# just found cresent bike 189?'s



## redline1968 (Oct 28, 2008)

just picked up a original cresent mens bike.   thought i show some picks. it is all original  and complete but the badge is gone. I know its a cresent because of the outline of the badge.  the paint is original and still has the original green pinstripes. not quite sure of the date. any ideas?


----------



## PCHiggin (Oct 29, 2008)

Nice original. Is that a coaster brake rear hub? What make is it? Thanks


----------



## redline1968 (Oct 29, 2008)

fixed gear no brakes.  the name that i found is  called crescent. it is a cool bike.


----------



## PCHiggin (Oct 29, 2008)

redline1968 said:


> fixed gear no brakes.  the name that i found is  called crescent. it is a cool bike.

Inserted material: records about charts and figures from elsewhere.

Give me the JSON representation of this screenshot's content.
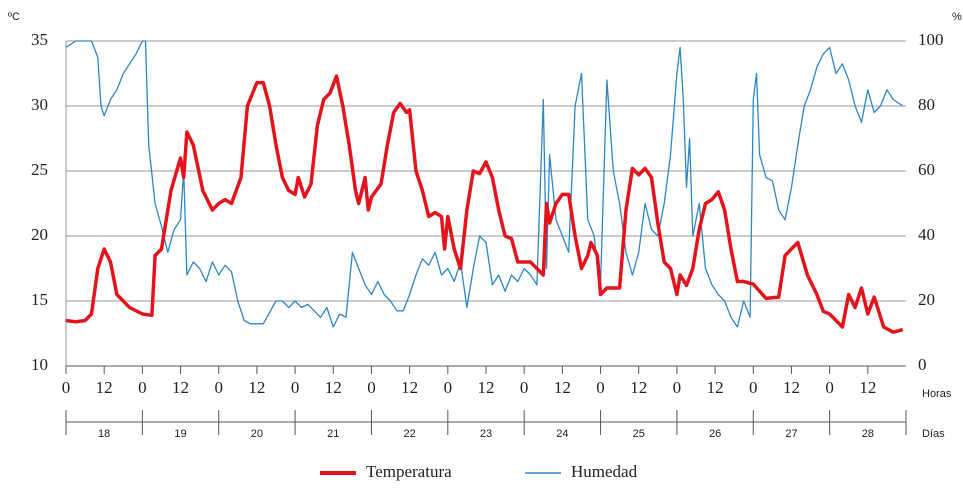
{
  "chart_data": {
    "type": "line",
    "y_label": "ºC",
    "y2_label": "%",
    "x_label": "Horas",
    "day_label": "Días",
    "xlim": [
      0,
      264
    ],
    "xticks": [
      0,
      12,
      {
        "value": 24,
        "label": "0"
      },
      {
        "value": 36,
        "label": "12"
      },
      {
        "value": 48,
        "label": "0"
      },
      {
        "value": 60,
        "label": "12"
      },
      {
        "value": 72,
        "label": "0"
      },
      {
        "value": 84,
        "label": "12"
      },
      {
        "value": 96,
        "label": "0"
      },
      {
        "value": 108,
        "label": "12"
      },
      {
        "value": 120,
        "label": "0"
      },
      {
        "value": 132,
        "label": "12"
      },
      {
        "value": 144,
        "label": "0"
      },
      {
        "value": 156,
        "label": "12"
      },
      {
        "value": 168,
        "label": "0"
      },
      {
        "value": 180,
        "label": "12"
      },
      {
        "value": 192,
        "label": "0"
      },
      {
        "value": 204,
        "label": "12"
      },
      {
        "value": 216,
        "label": "0"
      },
      {
        "value": 228,
        "label": "12"
      },
      {
        "value": 240,
        "label": "0"
      },
      {
        "value": 252,
        "label": "12"
      }
    ],
    "days": [
      "18",
      "19",
      "20",
      "21",
      "22",
      "23",
      "24",
      "25",
      "26",
      "27",
      "28"
    ],
    "ylim": [
      10,
      35
    ],
    "yticks": [
      10,
      15,
      20,
      25,
      30,
      35
    ],
    "y2lim": [
      0,
      100
    ],
    "y2ticks": [
      0,
      20,
      40,
      60,
      80,
      100
    ],
    "grid": true,
    "series": [
      {
        "name": "Temperatura",
        "color": "#e3141c",
        "x": [
          0,
          3,
          6,
          8,
          10,
          12,
          14,
          16,
          20,
          24,
          27,
          28,
          30,
          33,
          36,
          37,
          38,
          40,
          43,
          46,
          48,
          50,
          52,
          55,
          57,
          60,
          62,
          64,
          66,
          68,
          70,
          72,
          73,
          75,
          77,
          79,
          81,
          83,
          85,
          87,
          89,
          91,
          92,
          94,
          95,
          96,
          99,
          101,
          103,
          105,
          107,
          108,
          110,
          112,
          114,
          116,
          118,
          119,
          120,
          122,
          124,
          126,
          128,
          130,
          132,
          134,
          136,
          138,
          140,
          142,
          144,
          146,
          148,
          150,
          151,
          152,
          154,
          156,
          158,
          160,
          162,
          164,
          165,
          167,
          168,
          170,
          172,
          174,
          176,
          178,
          180,
          182,
          184,
          186,
          188,
          190,
          192,
          193,
          195,
          197,
          199,
          201,
          203,
          205,
          207,
          209,
          211,
          213,
          216,
          220,
          224,
          226,
          230,
          233,
          236,
          238,
          240,
          244,
          246,
          248,
          250,
          252,
          254,
          257,
          260,
          263
        ],
        "values": [
          13.5,
          13.4,
          13.5,
          14,
          17.5,
          19,
          18,
          15.5,
          14.5,
          14,
          13.9,
          18.5,
          19,
          23.5,
          26,
          24.5,
          28,
          27,
          23.5,
          22,
          22.5,
          22.8,
          22.5,
          24.5,
          30,
          31.8,
          31.8,
          30,
          27,
          24.5,
          23.5,
          23.2,
          24.5,
          23,
          24,
          28.5,
          30.5,
          31,
          32.3,
          30,
          27,
          23.5,
          22.5,
          24.5,
          22,
          23,
          24,
          27,
          29.5,
          30.2,
          29.5,
          29.7,
          25,
          23.5,
          21.5,
          21.8,
          21.5,
          19,
          21.5,
          19,
          17.5,
          22,
          25,
          24.8,
          25.7,
          24.5,
          22,
          20,
          19.8,
          18,
          18,
          18,
          17.5,
          17,
          22.5,
          21,
          22.5,
          23.2,
          23.2,
          20,
          17.5,
          18.5,
          19.5,
          18.5,
          15.5,
          16,
          16,
          16,
          22,
          25.2,
          24.7,
          25.2,
          24.5,
          21,
          18,
          17.5,
          15.5,
          17,
          16.2,
          17.5,
          20.5,
          22.5,
          22.8,
          23.4,
          22,
          19,
          16.5,
          16.5,
          16.3,
          15.2,
          15.3,
          18.5,
          19.5,
          17,
          15.5,
          14.2,
          14,
          13,
          15.5,
          14.5,
          16,
          14,
          15.3,
          13,
          12.6,
          12.8
        ]
      },
      {
        "name": "Humedad",
        "color": "#2f86c4",
        "axis": "y2",
        "x": [
          0,
          3,
          8,
          10,
          11,
          12,
          14,
          16,
          18,
          20,
          22,
          24,
          25,
          26,
          28,
          30,
          32,
          34,
          36,
          37,
          38,
          40,
          42,
          44,
          46,
          48,
          50,
          52,
          54,
          56,
          58,
          62,
          66,
          68,
          70,
          72,
          74,
          76,
          78,
          80,
          82,
          84,
          86,
          88,
          90,
          92,
          94,
          96,
          98,
          100,
          102,
          104,
          106,
          108,
          110,
          112,
          114,
          116,
          118,
          120,
          122,
          124,
          126,
          128,
          130,
          132,
          134,
          136,
          138,
          140,
          142,
          144,
          146,
          148,
          150,
          151,
          152,
          154,
          156,
          158,
          160,
          162,
          164,
          166,
          167,
          168,
          170,
          172,
          174,
          176,
          178,
          180,
          182,
          184,
          186,
          188,
          190,
          192,
          193,
          194,
          195,
          196,
          197,
          199,
          201,
          203,
          205,
          207,
          209,
          211,
          213,
          215,
          216,
          217,
          218,
          220,
          222,
          224,
          226,
          228,
          230,
          232,
          234,
          236,
          238,
          240,
          242,
          244,
          246,
          248,
          250,
          252,
          254,
          256,
          258,
          260,
          263
        ],
        "values": [
          98,
          100,
          100,
          95,
          80,
          77,
          82,
          85,
          90,
          93,
          96,
          100,
          100,
          68,
          50,
          43,
          35,
          42,
          45,
          60,
          28,
          32,
          30,
          26,
          32,
          28,
          31,
          29,
          20,
          14,
          13,
          13,
          20,
          20,
          18,
          20,
          18,
          19,
          17,
          15,
          18,
          12,
          16,
          15,
          35,
          30,
          25,
          22,
          26,
          22,
          20,
          17,
          17,
          22,
          28,
          33,
          31,
          35,
          28,
          30,
          26,
          32,
          18,
          30,
          40,
          38,
          25,
          28,
          23,
          28,
          26,
          30,
          28,
          25,
          82,
          30,
          65,
          45,
          40,
          35,
          80,
          90,
          45,
          40,
          30,
          25,
          88,
          60,
          50,
          35,
          28,
          35,
          50,
          42,
          40,
          50,
          65,
          90,
          98,
          82,
          55,
          70,
          40,
          50,
          30,
          25,
          22,
          20,
          15,
          12,
          20,
          15,
          82,
          90,
          65,
          58,
          57,
          48,
          45,
          55,
          68,
          80,
          85,
          92,
          96,
          98,
          90,
          93,
          88,
          80,
          75,
          85,
          78,
          80,
          85,
          82,
          80
        ]
      }
    ]
  }
}
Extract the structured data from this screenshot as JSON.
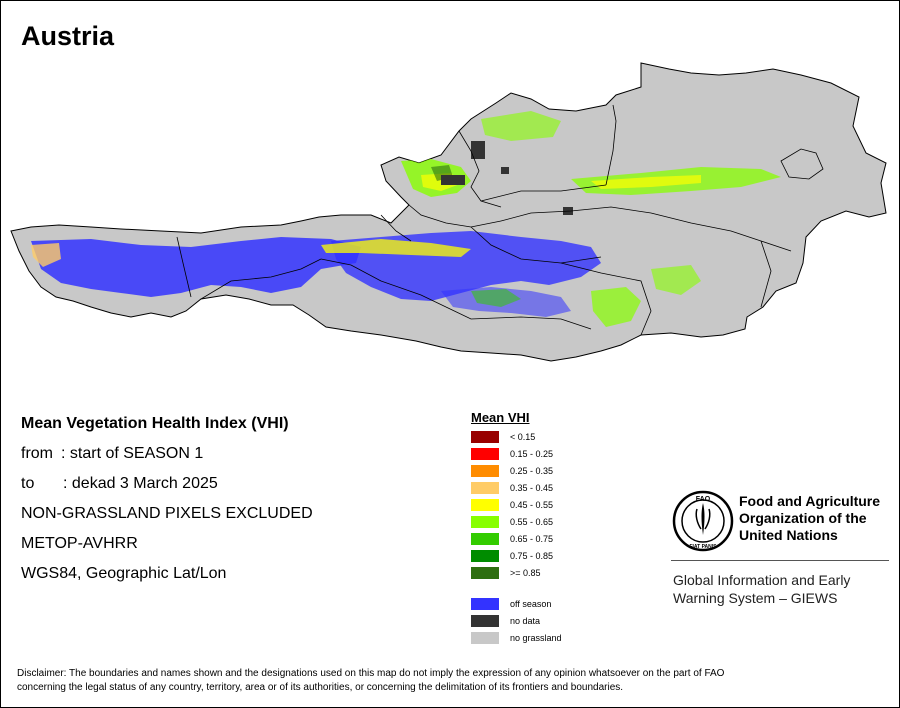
{
  "map": {
    "title": "Austria"
  },
  "info": {
    "title": "Mean Vegetation Health Index (VHI)",
    "from_label": "from",
    "from_value": ": start of SEASON 1",
    "to_label": "to",
    "to_value": ": dekad 3 March 2025",
    "line_excluded": "NON-GRASSLAND PIXELS EXCLUDED",
    "line_sensor": "METOP-AVHRR",
    "line_projection": "WGS84, Geographic Lat/Lon"
  },
  "legend": {
    "title": "Mean VHI",
    "classes": [
      {
        "label": "< 0.15",
        "color": "#990000"
      },
      {
        "label": "0.15 - 0.25",
        "color": "#ff0000"
      },
      {
        "label": "0.25 - 0.35",
        "color": "#ff8c00"
      },
      {
        "label": "0.35 - 0.45",
        "color": "#ffcc66"
      },
      {
        "label": "0.45 - 0.55",
        "color": "#ffff00"
      },
      {
        "label": "0.55 - 0.65",
        "color": "#88ff00"
      },
      {
        "label": "0.65 - 0.75",
        "color": "#33cc00"
      },
      {
        "label": "0.75 - 0.85",
        "color": "#008c00"
      },
      {
        "label": ">= 0.85",
        "color": "#2d6e10"
      }
    ],
    "other": [
      {
        "label": "off season",
        "color": "#3333ff"
      },
      {
        "label": "no data",
        "color": "#333333"
      },
      {
        "label": "no grassland",
        "color": "#c8c8c8"
      }
    ]
  },
  "fao": {
    "logo_text": "FAO",
    "motto": "FIAT PANIS",
    "name_line1": "Food and Agriculture",
    "name_line2": "Organization of the",
    "name_line3": "United Nations",
    "giews_line1": "Global Information and Early",
    "giews_line2": "Warning System – GIEWS"
  },
  "disclaimer": {
    "line1": "Disclaimer: The boundaries and names shown and the designations used on this map do not imply the expression of any opinion whatsoever on the part of FAO",
    "line2": "concerning the legal status of any country, territory, area or of its authorities, or concerning the delimitation of its frontiers and boundaries."
  }
}
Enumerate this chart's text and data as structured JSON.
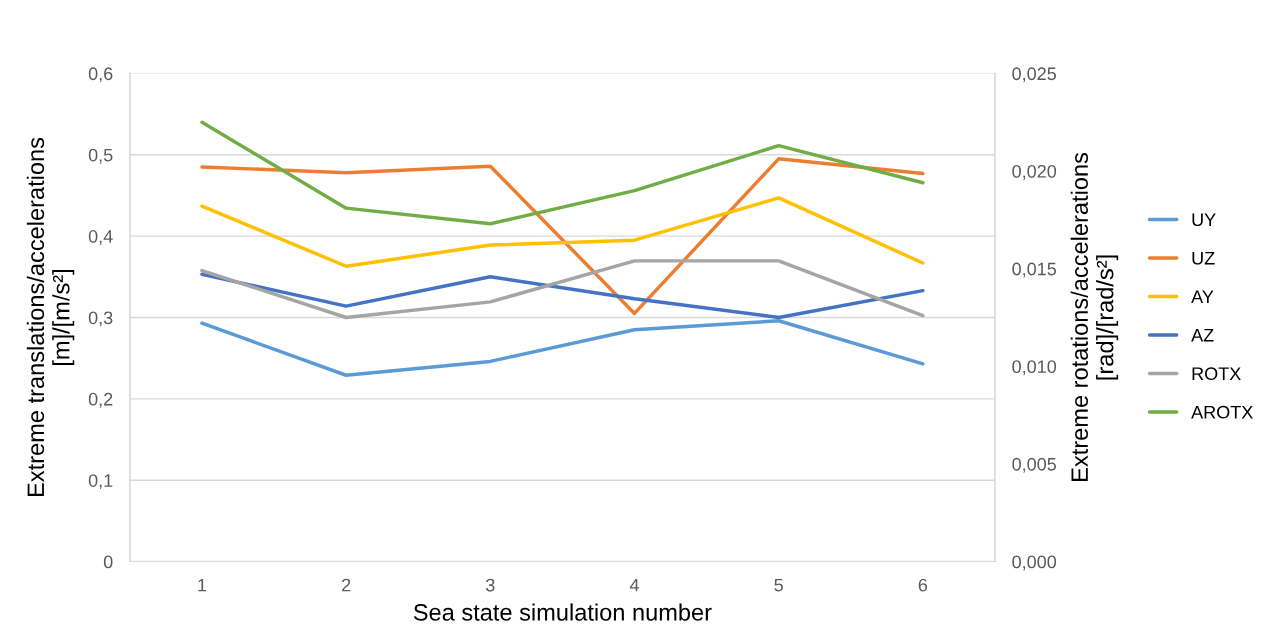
{
  "chart_data": {
    "type": "line",
    "xlabel": "Sea state simulation number",
    "ylabel": "Extreme translations/accelerations\n[m]/[m/s²]",
    "y2label": "Extreme rotations/accelerations\n[rad]/[rad/s²]",
    "categories": [
      "1",
      "2",
      "3",
      "4",
      "5",
      "6"
    ],
    "series": [
      {
        "name": "UY",
        "color": "#5b9bd5",
        "values": [
          0.293,
          0.229,
          0.246,
          0.285,
          0.296,
          0.243
        ]
      },
      {
        "name": "UZ",
        "color": "#ed7d31",
        "values": [
          0.485,
          0.478,
          0.486,
          0.305,
          0.495,
          0.477
        ]
      },
      {
        "name": "AY",
        "color": "#ffc000",
        "values": [
          0.437,
          0.363,
          0.389,
          0.395,
          0.447,
          0.367
        ]
      },
      {
        "name": "AZ",
        "color": "#4472c4",
        "values": [
          0.353,
          0.314,
          0.35,
          0.323,
          0.3,
          0.333
        ]
      },
      {
        "name": "ROTX",
        "color": "#a5a5a5",
        "axis": "y2",
        "values": [
          0.0149,
          0.0125,
          0.0133,
          0.0154,
          0.0154,
          0.0126
        ]
      },
      {
        "name": "AROTX",
        "color": "#70ad47",
        "axis": "y2",
        "values": [
          0.0225,
          0.0181,
          0.0173,
          0.019,
          0.0213,
          0.0194
        ]
      }
    ],
    "ylim": [
      0,
      0.6
    ],
    "yticks": [
      0,
      {
        "value": 0.1,
        "label": "0,1"
      },
      {
        "value": 0.2,
        "label": "0,2"
      },
      {
        "value": 0.3,
        "label": "0,3"
      },
      {
        "value": 0.4,
        "label": "0,4"
      },
      {
        "value": 0.5,
        "label": "0,5"
      },
      {
        "value": 0.6,
        "label": "0,6"
      }
    ],
    "y2lim": [
      0,
      0.025
    ],
    "y2ticks": [
      {
        "value": 0,
        "label": "0,000"
      },
      {
        "value": 0.005,
        "label": "0,005"
      },
      {
        "value": 0.01,
        "label": "0,010"
      },
      {
        "value": 0.015,
        "label": "0,015"
      },
      {
        "value": 0.02,
        "label": "0,020"
      },
      {
        "value": 0.025,
        "label": "0,025"
      }
    ],
    "grid": "y",
    "legend": "right",
    "marker": "none",
    "line_style": "solid"
  }
}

I was curious who made the rear hub


----------



## pelletman (Oct 29, 2008)

1898 ish  plus or minus a couple but not plus too much. Capish?  Is it a big frame?  What are you gonna do with it?


----------



## redline1968 (Oct 30, 2008)

fondle it, cradle it,  just joking! i will keep it. yes, large frame and very light weight. thanks for the date/ time frame. I kinda fiqured it was close to 1900.  there is no name on the hubs


----------